Please note: this software has only been officially tested on Ubuntu and CentOS distributions. The VPN software uses community based vpnc software, please direct support questions about the actual client to your distribution’s support channels.
The following documentation is based on Ubuntu 12.04 LTS
– Install the following packages on your system:
* network-manager-vpnc
* network-manager-vpnc-gnome
* vpnc
The above mentioned packages are all available via synaptic package manager:
– Right click on the network manager icon on the top right corner of the screen and select the “Networks Settings” option
– Click the + icon to add a new connection.
– Select the VPN interface type and click on create
– Choose the cisco compatible vpn option
– Enter the following details:
An appropriate connection name
Gateway: public IP of the GlobalProtect Portal
User: username
Password: password
For the following two settings, you need to enable IPSec and XAUTH on the Palo Alto Gateway settings for this to be enabled, as can be seen below (Network > GlobalProtect > Gateways)
Group Name: group name
Group Password: password
The VPN will now be available as an option when clicking on the network manager icon. Once the option is selected, the network manager icon will turn into a padlock, indicating a successful connection
Known Issues and troubleshooting tips
- By default the VPN client tunnels all traffic through the firewall. This is not under the firewall administrator’s control, and is purely a client issue. We have allowed internet browsing through the VPN tunnel, but you may notice a marked increase in your browsing latency. The client does allow you to “split-tunnel” and send only the required routes through the tunnel. This can be done by editing the properties of the VPN connection, browsing to the IPv4 tab and selecting the routes button. Make sure to select the option Use this connection only for resources on it’s network. You may also need to enter the routes manually in the table.
- You may notice periodic disconnects or loss of connectivity. This seems to be due to a bug in current VPNC versions that have issues with rekeying. Research on google should turn up some suggestions
- Generally all errors and debug messages are logged to /var/log/syslog. Check this location if you run into problems.
David Vassallo's Blog 
Hi. Thanks for the posting! It actually helped me out when I was setting up a vpnc connection to a Palo Alto unit I’m demoing.

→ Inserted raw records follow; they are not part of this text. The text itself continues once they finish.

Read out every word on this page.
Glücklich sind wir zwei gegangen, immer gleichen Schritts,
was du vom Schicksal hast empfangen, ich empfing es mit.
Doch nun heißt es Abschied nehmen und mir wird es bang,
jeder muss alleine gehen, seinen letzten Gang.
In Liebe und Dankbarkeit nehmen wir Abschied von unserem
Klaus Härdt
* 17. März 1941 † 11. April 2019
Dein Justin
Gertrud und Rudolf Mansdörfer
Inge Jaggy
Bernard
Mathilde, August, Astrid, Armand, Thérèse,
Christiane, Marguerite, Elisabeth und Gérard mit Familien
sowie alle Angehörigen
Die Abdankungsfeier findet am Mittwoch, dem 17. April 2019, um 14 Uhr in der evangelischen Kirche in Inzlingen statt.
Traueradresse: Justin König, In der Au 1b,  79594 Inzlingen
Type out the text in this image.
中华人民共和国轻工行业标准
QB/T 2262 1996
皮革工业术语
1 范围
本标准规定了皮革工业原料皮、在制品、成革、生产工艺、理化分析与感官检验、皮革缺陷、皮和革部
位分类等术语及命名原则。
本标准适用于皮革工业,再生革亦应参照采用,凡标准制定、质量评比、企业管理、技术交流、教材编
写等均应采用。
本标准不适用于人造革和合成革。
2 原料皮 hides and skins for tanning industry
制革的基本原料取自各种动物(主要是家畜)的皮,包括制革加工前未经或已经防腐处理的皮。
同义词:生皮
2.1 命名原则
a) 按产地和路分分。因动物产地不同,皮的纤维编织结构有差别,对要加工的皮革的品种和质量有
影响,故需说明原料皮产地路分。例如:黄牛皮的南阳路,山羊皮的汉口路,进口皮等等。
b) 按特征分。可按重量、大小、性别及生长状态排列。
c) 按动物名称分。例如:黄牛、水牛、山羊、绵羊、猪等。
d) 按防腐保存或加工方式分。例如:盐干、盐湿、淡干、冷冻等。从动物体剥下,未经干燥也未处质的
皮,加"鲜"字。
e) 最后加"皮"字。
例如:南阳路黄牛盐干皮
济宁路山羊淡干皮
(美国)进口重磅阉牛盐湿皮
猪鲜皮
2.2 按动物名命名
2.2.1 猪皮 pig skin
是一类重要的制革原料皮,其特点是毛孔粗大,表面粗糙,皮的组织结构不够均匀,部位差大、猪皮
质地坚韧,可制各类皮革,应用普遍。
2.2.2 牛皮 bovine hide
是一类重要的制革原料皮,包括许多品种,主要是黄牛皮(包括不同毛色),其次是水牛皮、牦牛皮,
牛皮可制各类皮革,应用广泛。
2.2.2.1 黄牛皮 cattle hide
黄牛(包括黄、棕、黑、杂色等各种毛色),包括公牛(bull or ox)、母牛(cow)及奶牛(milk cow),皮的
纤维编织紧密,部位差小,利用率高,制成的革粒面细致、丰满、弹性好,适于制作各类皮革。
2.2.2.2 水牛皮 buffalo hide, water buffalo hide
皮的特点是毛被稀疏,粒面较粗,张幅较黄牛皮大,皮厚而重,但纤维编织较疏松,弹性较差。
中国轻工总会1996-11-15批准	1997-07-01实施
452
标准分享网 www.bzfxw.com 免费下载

I just want to make one comment. When you mentioned about the “known issues and troubleshooting tips”, you said that “By default the VPN client tunnels all traffic through the firewall. This is not under the firewall administrator’s control, and is purely a client issue. ” I have to disagree, because I don’t get this issue when using the vpnc client against a Cisco 2911 vpn. The spilt-tunnel policy works by default without any manual intervention on the client.
I only seem to experience this with the Palo Alto (PA-2050). I’m actually going to reach out to the sales engineer to see if he can better explain, but if I find out anything useful I’ll come back and post.
thanks again!
David
Excellent pls let me know if you find anything!
Thanks
Thanks a million it took me while to get GlobalProtect setup for my users. I thought fixing it for my personal Linux devices were going to be a pain but once it is built following this was way simple.
Thanks for posting. Worked like a charm.